Doing the above totally works, but since there are many actions in the game that affects a player’s resources, there are many places in the codebase where the two subtractions for gold & wood have to be duplicated.

Not only does that make it easy to miss subtracting one of these values, but it makes it much harder to introduce a new resource type (say, silver), since I’d have to go through the entire code base and update all the places where resources are dealt with.

Let’s try using operator overloading to solve the above problem. When working with operators in most languages (Swift included), you have two options. Either, you overload an existing operator, or you create a new one. An overload works just like a method overload, in that you create a new version of an operator with either new input or output. In this case, we’ll define an overload of the -= operator, that works on two Resources values, like this:

extension Resources {
    static func -=(lhs: inout Resources, rhs: Resources) {
        lhs.gold -= rhs.gold
        lhs.wood -= rhs.wood
    }
}

Just like when conforming to Equatable, operator overloads in Swift are just normal static functions that can be declared on a type. In the case of -=, the left hand side of the operator is an inout parameter, which is the value that we are mutating.

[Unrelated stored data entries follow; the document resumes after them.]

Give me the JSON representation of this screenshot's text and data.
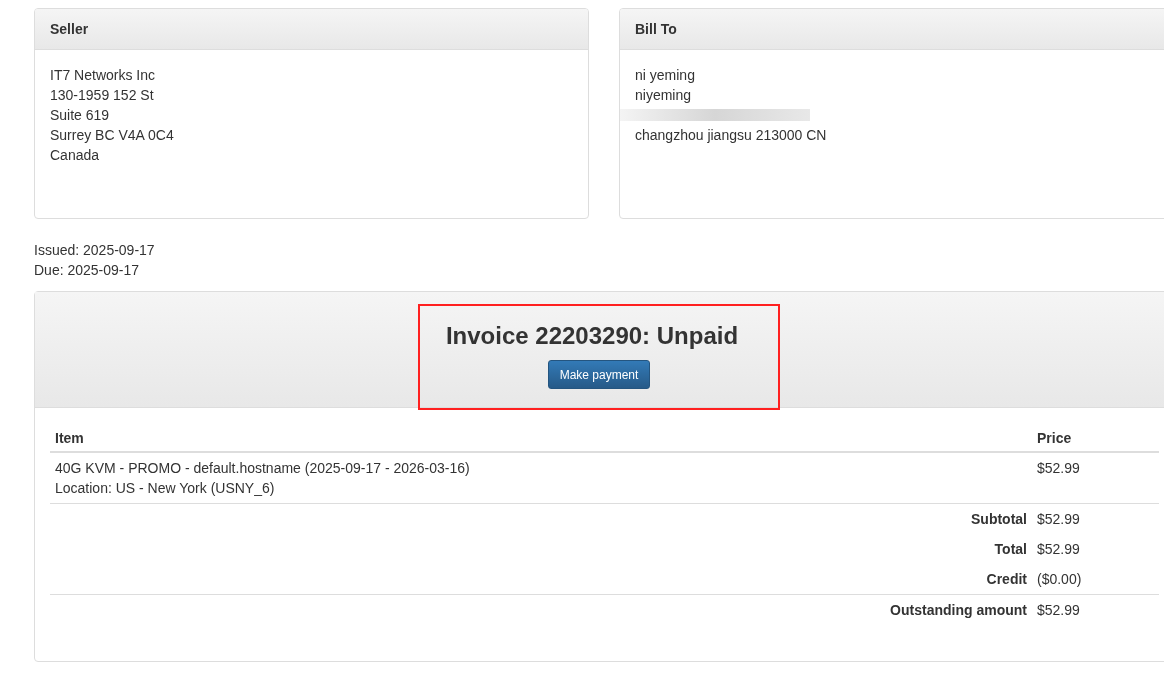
{
  "seller": {
    "title": "Seller",
    "lines": [
      "IT7 Networks Inc",
      "130-1959 152 St",
      "Suite 619",
      "Surrey BC V4A 0C4",
      "Canada"
    ]
  },
  "bill_to": {
    "title": "Bill To",
    "lines": [
      "ni yeming",
      "niyeming",
      "changzhou jiangsu 213000 CN"
    ],
    "redacted": true
  },
  "dates": [
    "Issued: 2025-09-17",
    "Due: 2025-09-17"
  ],
  "invoice": {
    "title": "Invoice 22203290: Unpaid",
    "button": "Make payment",
    "highlighted": true
  },
  "table": {
    "columns": [
      "Item",
      "Price"
    ],
    "rows": [
      {
        "item": [
          "40G KVM - PROMO - default.hostname (2025-09-17 - 2026-03-16)",
          "Location: US - New York (USNY_6)"
        ],
        "price": "$52.99"
      }
    ],
    "totals": [
      {
        "label": "Subtotal",
        "value": "$52.99",
        "divider": false
      },
      {
        "label": "Total",
        "value": "$52.99",
        "divider": false
      },
      {
        "label": "Credit",
        "value": "($0.00)",
        "divider": false
      },
      {
        "label": "Outstanding amount",
        "value": "$52.99",
        "divider": true
      }
    ]
  }
}
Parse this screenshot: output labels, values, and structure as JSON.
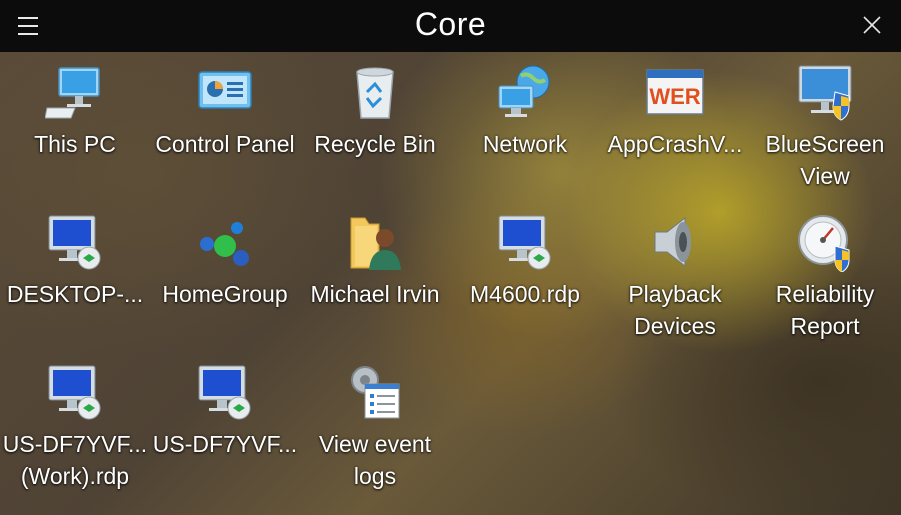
{
  "window": {
    "title": "Core",
    "menu_icon": "hamburger-menu-icon",
    "close_icon": "close-icon"
  },
  "items": [
    {
      "line1": "This PC",
      "line2": "",
      "icon": "computer-icon"
    },
    {
      "line1": "Control Panel",
      "line2": "",
      "icon": "control-panel-icon"
    },
    {
      "line1": "Recycle Bin",
      "line2": "",
      "icon": "recycle-bin-icon"
    },
    {
      "line1": "Network",
      "line2": "",
      "icon": "network-icon"
    },
    {
      "line1": "AppCrashV...",
      "line2": "",
      "icon": "wer-app-icon"
    },
    {
      "line1": "BlueScreen",
      "line2": "View",
      "icon": "monitor-shield-icon"
    },
    {
      "line1": "DESKTOP-...",
      "line2": "",
      "icon": "remote-desktop-icon"
    },
    {
      "line1": "HomeGroup",
      "line2": "",
      "icon": "homegroup-icon"
    },
    {
      "line1": "Michael Irvin",
      "line2": "",
      "icon": "user-folder-icon"
    },
    {
      "line1": "M4600.rdp",
      "line2": "",
      "icon": "remote-desktop-icon"
    },
    {
      "line1": "Playback",
      "line2": "Devices",
      "icon": "speaker-icon"
    },
    {
      "line1": "Reliability",
      "line2": "Report",
      "icon": "gauge-shield-icon"
    },
    {
      "line1": "US-DF7YVF...",
      "line2": "(Work).rdp",
      "icon": "remote-desktop-icon"
    },
    {
      "line1": "US-DF7YVF...",
      "line2": "",
      "icon": "remote-desktop-icon"
    },
    {
      "line1": "View event",
      "line2": "logs",
      "icon": "event-logs-icon"
    }
  ]
}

With our operator overload in place, we can now simply call -= directly on the current player's resources, just like we would on any primitive numeric value:

currentPlayer.resources -= kind.cost

Not only does that read pretty nicely, it also helps us eliminate our code duplication problem. Since we always want all outside logic to mutate Resources instances as a whole, we can go ahead and make the gold and wood properties readonly for all other types:

struct Resources {
    private(set) var gold: Int
    private(set) var wood: Int
    
    init(gold: Int, wood: Int) {
        self.gold = gold
        self.wood = wood
    }
}

The above works thanks to a change in Swift 4, which gave extensions defined in the same file private privileges. So our -= operator overload (and any other operators or APIs that we define for Resources) can mutate properties without needing them to be publicly mutable.

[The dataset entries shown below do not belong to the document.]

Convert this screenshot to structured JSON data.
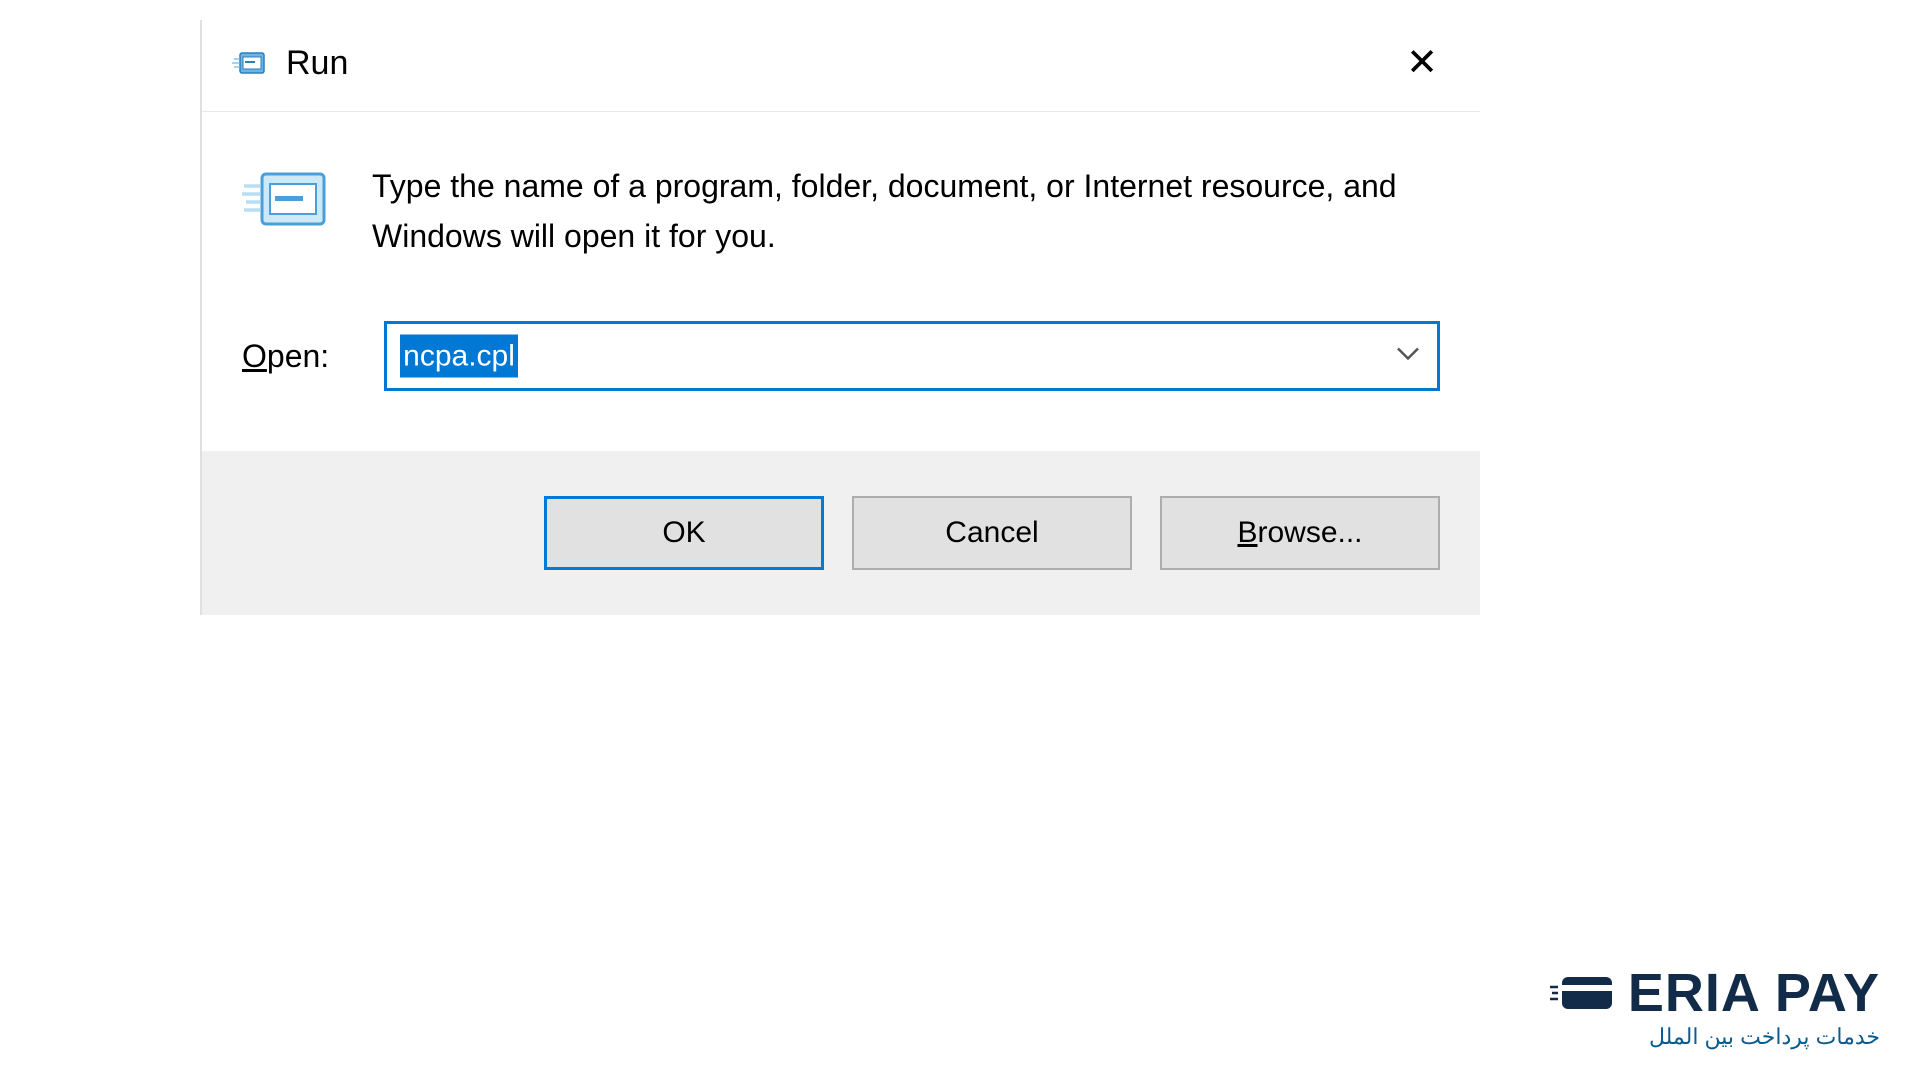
{
  "dialog": {
    "title": "Run",
    "description": "Type the name of a program, folder, document, or Internet resource, and Windows will open it for you.",
    "open_label_prefix": "O",
    "open_label_rest": "pen:",
    "input_value": "ncpa.cpl",
    "buttons": {
      "ok": "OK",
      "cancel": "Cancel",
      "browse_prefix": "B",
      "browse_rest": "rowse..."
    }
  },
  "watermark": {
    "brand": "ERIA PAY",
    "subtitle": "خدمات پرداخت بین الملل"
  }
}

Another way we could’ve solved the Resouces problem above would be to use a mutating function instead of an operator overload. We could've added a function that reduces a Resources value's properties by another instance, like this:

extension Resources {
    mutating func reduce(by resources: Resources) {
        gold -= resources.gold
        wood -= resources.wood
    }
}

Both solutions have their merits, and you could argue that the mutating function approach is more explicit. However, you also wouldn’t want the standard subtraction API for numbers to be something like 5.reduce(by: 3), so perhaps this is a case where overloading an operator makes perfect sense.

Let’s take a look at another scenario in which using operator overloading can be quite nice. Even though we have Auto Layout and its powerful layout anchors API, sometimes we find ourselves in situations when we need to do manual layout calculations.

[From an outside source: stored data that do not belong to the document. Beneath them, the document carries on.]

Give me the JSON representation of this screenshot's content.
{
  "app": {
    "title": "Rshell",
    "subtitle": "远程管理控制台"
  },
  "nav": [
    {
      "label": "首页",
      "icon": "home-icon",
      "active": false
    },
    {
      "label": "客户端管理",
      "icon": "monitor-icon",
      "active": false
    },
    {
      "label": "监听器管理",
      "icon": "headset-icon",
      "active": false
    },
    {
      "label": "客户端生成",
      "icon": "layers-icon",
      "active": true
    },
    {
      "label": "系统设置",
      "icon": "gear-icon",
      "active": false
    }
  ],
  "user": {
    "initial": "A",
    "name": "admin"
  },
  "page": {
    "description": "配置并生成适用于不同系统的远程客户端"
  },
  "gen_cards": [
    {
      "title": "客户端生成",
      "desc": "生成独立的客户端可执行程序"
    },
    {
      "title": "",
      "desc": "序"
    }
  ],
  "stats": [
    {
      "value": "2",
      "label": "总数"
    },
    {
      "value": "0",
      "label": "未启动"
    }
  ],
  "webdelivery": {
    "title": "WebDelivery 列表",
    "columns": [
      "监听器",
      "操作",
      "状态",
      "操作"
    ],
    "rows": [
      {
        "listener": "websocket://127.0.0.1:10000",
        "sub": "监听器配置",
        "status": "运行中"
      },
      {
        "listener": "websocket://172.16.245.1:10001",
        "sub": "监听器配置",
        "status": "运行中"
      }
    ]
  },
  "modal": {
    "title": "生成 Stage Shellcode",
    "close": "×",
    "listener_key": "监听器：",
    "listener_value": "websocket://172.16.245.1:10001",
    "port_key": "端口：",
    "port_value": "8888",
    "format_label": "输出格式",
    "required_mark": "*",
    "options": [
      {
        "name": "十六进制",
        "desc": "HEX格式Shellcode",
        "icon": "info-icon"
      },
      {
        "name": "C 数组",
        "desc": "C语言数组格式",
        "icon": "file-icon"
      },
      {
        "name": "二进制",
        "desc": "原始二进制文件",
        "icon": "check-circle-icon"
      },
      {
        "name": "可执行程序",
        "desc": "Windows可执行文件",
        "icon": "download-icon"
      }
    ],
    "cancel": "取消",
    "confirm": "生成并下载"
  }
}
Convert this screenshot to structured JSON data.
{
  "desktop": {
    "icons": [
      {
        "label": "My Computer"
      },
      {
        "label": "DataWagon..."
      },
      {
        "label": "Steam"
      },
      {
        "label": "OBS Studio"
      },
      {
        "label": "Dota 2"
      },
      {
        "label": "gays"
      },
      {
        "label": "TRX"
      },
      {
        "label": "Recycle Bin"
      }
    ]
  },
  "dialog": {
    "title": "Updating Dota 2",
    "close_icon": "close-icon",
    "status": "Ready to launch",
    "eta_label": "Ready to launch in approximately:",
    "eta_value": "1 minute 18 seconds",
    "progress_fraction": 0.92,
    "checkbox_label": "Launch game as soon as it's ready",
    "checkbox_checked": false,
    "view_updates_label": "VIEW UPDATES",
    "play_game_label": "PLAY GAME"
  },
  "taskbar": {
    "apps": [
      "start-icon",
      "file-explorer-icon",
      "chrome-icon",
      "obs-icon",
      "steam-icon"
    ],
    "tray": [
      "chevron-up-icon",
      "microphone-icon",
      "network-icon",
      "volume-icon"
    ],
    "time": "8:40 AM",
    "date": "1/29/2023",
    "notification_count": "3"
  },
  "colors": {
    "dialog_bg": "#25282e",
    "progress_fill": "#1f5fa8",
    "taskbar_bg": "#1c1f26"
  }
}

In situations like these, it’s very common to have to do math on two dimensional values — like CGPoint, CGSize and CGVector. For example, we might need to calculate the origin of a label by using the size of an image view and some additional margin, like this:

label.frame.origin = CGPoint(
    x: imageView.bounds.awidth + 10,
    y: imageView.bounds.height + 20
)

Instead of having to always expand points and sizes to use their underlying components, wouldn’t it be nice if we could simply add them up (just like we did with our Resources struct)?